While it may seem strange given his wealth, Munger made his fair share of mistakes over the years. He pounced on the Chinese e-commerce giant Ali Baba just when other shareholders were leaving, for example. A sluggish post-pandemic economy did him no favors and he suffered a huge loss.
I have made similar investing mistakes. More recently, my stubborn belief that the fast fashion brand boohoo could quickly regain his charm turned out to be spectacularly wrong.
On the other hand, I hope I have learned from these wobbles in court. At least it has given me a healthy appreciation of how much risk I am comfortable taking on in the market.
This is worth keeping in mind as we (hopefully) prepare for the next bull market.
patience pays
One of Munger's best-known quotes fits very well with the philosophy we adopt at The Motley Fool. As he himself put it: “The big money is not in buying and selling but in waiting..”

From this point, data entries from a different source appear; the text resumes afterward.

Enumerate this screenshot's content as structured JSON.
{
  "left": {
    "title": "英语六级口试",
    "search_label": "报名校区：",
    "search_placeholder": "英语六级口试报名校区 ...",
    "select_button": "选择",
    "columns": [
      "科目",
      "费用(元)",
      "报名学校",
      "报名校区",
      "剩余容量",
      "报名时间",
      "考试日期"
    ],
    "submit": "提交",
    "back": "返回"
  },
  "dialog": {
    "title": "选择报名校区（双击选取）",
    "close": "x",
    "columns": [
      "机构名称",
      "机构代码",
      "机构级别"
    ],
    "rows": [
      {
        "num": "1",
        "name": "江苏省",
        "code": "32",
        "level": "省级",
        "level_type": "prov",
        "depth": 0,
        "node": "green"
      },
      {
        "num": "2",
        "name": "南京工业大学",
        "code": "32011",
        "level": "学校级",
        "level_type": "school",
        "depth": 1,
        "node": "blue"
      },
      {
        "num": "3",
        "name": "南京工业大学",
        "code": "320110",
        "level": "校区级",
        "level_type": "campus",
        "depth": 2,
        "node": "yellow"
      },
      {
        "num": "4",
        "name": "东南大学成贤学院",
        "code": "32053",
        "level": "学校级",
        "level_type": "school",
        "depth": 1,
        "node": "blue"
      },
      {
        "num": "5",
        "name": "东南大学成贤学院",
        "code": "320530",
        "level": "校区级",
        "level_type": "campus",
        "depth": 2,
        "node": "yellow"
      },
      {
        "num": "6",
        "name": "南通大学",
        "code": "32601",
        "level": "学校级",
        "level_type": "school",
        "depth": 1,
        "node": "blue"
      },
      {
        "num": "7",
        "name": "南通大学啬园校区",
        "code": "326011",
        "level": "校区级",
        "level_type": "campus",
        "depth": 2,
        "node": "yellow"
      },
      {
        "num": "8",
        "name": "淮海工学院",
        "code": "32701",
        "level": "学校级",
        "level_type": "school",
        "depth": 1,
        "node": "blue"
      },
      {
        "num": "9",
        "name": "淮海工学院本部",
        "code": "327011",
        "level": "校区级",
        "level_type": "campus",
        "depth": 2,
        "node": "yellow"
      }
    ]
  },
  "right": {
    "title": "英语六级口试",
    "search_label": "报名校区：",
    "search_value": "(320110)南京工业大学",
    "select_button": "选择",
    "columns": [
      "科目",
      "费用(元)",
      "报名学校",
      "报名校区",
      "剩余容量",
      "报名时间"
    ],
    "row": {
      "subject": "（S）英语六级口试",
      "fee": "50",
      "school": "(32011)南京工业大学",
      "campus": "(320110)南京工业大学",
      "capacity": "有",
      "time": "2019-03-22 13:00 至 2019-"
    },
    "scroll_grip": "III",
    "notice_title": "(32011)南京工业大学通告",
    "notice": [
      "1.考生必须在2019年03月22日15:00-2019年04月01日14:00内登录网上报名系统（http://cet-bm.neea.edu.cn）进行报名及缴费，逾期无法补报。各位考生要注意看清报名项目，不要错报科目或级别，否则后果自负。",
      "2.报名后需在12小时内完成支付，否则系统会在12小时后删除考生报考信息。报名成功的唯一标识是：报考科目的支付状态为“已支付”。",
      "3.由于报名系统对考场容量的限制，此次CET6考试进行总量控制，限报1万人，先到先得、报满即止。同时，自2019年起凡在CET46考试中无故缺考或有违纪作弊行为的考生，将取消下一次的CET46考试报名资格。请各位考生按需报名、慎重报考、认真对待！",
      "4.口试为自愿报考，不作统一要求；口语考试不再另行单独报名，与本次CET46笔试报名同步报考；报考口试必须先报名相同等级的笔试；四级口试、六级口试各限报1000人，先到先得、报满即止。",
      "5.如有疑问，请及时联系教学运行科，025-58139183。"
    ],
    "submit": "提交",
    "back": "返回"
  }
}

With the advent of trading apps and 24/7 news coverage, it is incredibly tempting to get into the habit of jumping in and out of the market.
But the only guarantee of this strategy is that it will incur costs. No one really knows where stock prices will go in the short term, regardless of your investing prowess.
However, as a team, Buffett and Munger were well aware of the magical effects of compounding. To get rich in the stock market, one of the key skills is knowing when to sit back and do nothing.
That's what they did and that's what I intend to continue doing next year.